Sementara itu Rini sangat terkejut mendengar bahwa Ardan saat ini berada di Amerika. Tanpa berpikir dua kali ia pun segera memesan tiket. Rasa cemburu yang mengebu-ngebu kuat di hatinya, ke egoisan yang ia miliki benar-benar tidak dapat dibendung dengan apapun. Akhirnya Rini pun terbang mengikuti rasa hati. Namun, saat dalam perjalanan menuju hotel yang dipesan untuk menginap selama di Amerika, taksi yang ia tumpangi melaju dengan kecepatan yang tak dapat dikendalikan oleh sopir taksi itu sendiri.

"Braaaakkkkk..."

Suara benturan keras memekik telingga, taksi yang ditumpangi Rini terbalik. Seketika itu jalan raya macet dan orang-orang berdatangan melihat apa yang terjadi. Pihak kepolisian pun segera menolong korban kecelakaan itu. Ketika mobil Ambulan akan melaju membawa korban untuk memberi pertolongan secepat mungkin, tiba-tiba berhenti setelah mendengar teriakan dari salah satu orang yang berkerumun.

"Wait, can I see that woman?"

"Who are you?" tanya salah satu polisi itu.

"My name is Rita, I came from Indonesia."

Setelah pihak kepolisian memberi ijin Rita melihat siapa korban itu. Rita sangat terkejut disela-sela darah yang mengalir di muka wanita itu.

"Rini," jeritnya dalam hati.

Setelah berbincang-bincang sebentar dan Rita pun mengatakan bahwa ia kenal dengan wanita itu, akhirnya ia pun di ijinkan ikut ke rumah sakit.

Dalam perjalanan menuju rumah sakit Rita mengirim pesan ke Ardan bahwa Rini kecelakaan. Ardan terkejut dengan berita itu, namun ia pun segera pergi menuju rumah sakit yang Rita tunjukan.

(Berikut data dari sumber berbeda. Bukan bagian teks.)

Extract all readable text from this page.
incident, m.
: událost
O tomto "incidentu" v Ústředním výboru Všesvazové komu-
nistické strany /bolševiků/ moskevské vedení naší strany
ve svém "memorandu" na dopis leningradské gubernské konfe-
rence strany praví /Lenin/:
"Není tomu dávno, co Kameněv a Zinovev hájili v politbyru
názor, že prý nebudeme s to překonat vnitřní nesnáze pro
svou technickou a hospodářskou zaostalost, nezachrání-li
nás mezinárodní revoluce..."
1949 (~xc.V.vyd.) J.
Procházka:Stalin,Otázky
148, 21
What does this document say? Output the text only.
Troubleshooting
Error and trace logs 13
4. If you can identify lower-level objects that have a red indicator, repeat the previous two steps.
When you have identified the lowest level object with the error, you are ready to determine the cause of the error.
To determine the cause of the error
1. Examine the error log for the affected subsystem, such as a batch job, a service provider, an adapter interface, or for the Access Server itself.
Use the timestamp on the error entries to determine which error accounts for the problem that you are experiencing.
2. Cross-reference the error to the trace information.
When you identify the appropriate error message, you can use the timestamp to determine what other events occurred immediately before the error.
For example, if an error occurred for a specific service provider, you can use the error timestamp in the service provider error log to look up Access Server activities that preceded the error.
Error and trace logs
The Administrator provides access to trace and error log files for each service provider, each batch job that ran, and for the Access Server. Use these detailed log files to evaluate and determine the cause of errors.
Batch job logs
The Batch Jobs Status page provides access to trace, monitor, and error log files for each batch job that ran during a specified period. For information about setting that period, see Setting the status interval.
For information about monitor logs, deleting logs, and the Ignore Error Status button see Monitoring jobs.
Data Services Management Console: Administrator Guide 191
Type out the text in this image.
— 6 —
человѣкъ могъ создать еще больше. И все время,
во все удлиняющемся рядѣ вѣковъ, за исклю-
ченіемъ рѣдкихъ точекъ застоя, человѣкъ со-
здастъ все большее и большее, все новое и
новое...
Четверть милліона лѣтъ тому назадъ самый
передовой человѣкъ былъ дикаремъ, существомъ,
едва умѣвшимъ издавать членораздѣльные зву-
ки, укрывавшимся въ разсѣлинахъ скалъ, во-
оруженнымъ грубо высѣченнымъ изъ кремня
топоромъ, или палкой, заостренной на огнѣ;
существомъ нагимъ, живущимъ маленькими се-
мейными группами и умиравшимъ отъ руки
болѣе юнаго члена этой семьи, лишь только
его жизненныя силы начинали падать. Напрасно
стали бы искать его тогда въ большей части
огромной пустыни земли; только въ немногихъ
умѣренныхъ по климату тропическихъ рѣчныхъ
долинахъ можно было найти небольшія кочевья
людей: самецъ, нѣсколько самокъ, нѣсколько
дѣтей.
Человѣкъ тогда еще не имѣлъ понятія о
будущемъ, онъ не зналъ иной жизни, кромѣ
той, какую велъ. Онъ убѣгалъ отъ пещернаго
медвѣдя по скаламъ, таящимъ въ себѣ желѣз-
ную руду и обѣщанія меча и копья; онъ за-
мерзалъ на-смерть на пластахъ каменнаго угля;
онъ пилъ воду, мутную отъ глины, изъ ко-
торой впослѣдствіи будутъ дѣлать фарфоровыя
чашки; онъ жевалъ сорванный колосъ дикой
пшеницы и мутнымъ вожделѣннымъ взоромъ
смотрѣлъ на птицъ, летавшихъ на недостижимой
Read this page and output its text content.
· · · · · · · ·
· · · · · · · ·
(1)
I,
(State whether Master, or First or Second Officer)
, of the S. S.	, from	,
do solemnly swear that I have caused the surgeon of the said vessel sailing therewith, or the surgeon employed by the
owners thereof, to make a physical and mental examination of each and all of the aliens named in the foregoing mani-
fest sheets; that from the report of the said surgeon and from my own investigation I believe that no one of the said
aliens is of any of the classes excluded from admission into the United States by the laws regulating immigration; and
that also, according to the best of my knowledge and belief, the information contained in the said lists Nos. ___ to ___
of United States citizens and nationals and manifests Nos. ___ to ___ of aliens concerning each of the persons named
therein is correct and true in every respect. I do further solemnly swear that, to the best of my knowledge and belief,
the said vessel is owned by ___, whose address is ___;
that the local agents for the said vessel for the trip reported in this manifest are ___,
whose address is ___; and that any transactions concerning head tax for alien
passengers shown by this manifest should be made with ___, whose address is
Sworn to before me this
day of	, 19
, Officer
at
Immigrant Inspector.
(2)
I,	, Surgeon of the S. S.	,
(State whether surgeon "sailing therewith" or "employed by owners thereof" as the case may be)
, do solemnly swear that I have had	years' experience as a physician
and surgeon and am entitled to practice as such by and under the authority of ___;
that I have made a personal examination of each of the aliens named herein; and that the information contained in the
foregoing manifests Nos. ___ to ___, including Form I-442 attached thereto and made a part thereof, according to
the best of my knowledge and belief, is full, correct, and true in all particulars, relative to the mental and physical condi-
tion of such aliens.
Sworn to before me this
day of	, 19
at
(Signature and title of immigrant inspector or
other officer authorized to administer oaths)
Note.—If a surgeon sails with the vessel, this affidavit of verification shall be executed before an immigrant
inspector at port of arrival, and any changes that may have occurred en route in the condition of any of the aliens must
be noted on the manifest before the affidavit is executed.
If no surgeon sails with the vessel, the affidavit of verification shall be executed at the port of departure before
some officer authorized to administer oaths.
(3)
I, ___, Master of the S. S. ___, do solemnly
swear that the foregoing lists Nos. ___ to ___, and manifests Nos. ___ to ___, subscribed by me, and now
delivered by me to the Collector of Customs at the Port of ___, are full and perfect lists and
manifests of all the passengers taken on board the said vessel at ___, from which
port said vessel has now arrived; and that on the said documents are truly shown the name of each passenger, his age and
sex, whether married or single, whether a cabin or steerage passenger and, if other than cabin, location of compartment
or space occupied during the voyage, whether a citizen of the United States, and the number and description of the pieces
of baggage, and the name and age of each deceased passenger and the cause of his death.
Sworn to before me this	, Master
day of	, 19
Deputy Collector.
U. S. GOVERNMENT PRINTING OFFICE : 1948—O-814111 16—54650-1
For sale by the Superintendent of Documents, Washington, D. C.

Rita duduk di ruang tunggu dengan hati berdebar-debar walau bagaimanapun hati kecil Rita tidak sampai hati melihat keadaan Rini saat ini, meski Rini menaruh kebencian pada dirinya. Ardan pun telah sampai, dan tak lama kemudian dokter keluar dari ruangan darurat, setelah menjelaskan luka-luka di tubuh Rini dokter itu berlalu. Rita dan Ardan masuk melihat Rini yang terbaring lemah, matanya tertutup rapat. Rita menarik napas dalam-dalam begitu juga Ardan.

"Kita pulang dulu," kata Ardan.

Rita mengganguk dan melangkah mengikuti Ardan. Tak ada sepatah kata pun dari mereka berdua, seakan mereka sedang menikmati kata hati masing-masing.
                                                             
                                                                     ***

Siang itu Rini yang kesehatannya sedikit demi sedikit telah kembali pulih, dan ia pun sudah diperbolehkan keluar dari rumah sakit. Kedua orang tuanya datang untuk membawa pulang ke Indonesia. Rini yang duduk di kursi roda nampak merenung memikirkan nasib yang menimpanya. "Mungkin kalau aku tidak egois pasti ini tidak akan terjadi, kini kaki sebelahku patah. Ya, nasi sudah menjadi bubur," rintihan hati Rini dan air mata pun jatuh di pipinya. Apa lagi melihat kebaikan Rita yang merawatnya, meski Rita di sibukan dengan rutinitas keseharian, Rita masih bisa merawatnya dengan baik. Kebencian di hati Rini kini terbalik dengan rasa persahabatan yang mendalam.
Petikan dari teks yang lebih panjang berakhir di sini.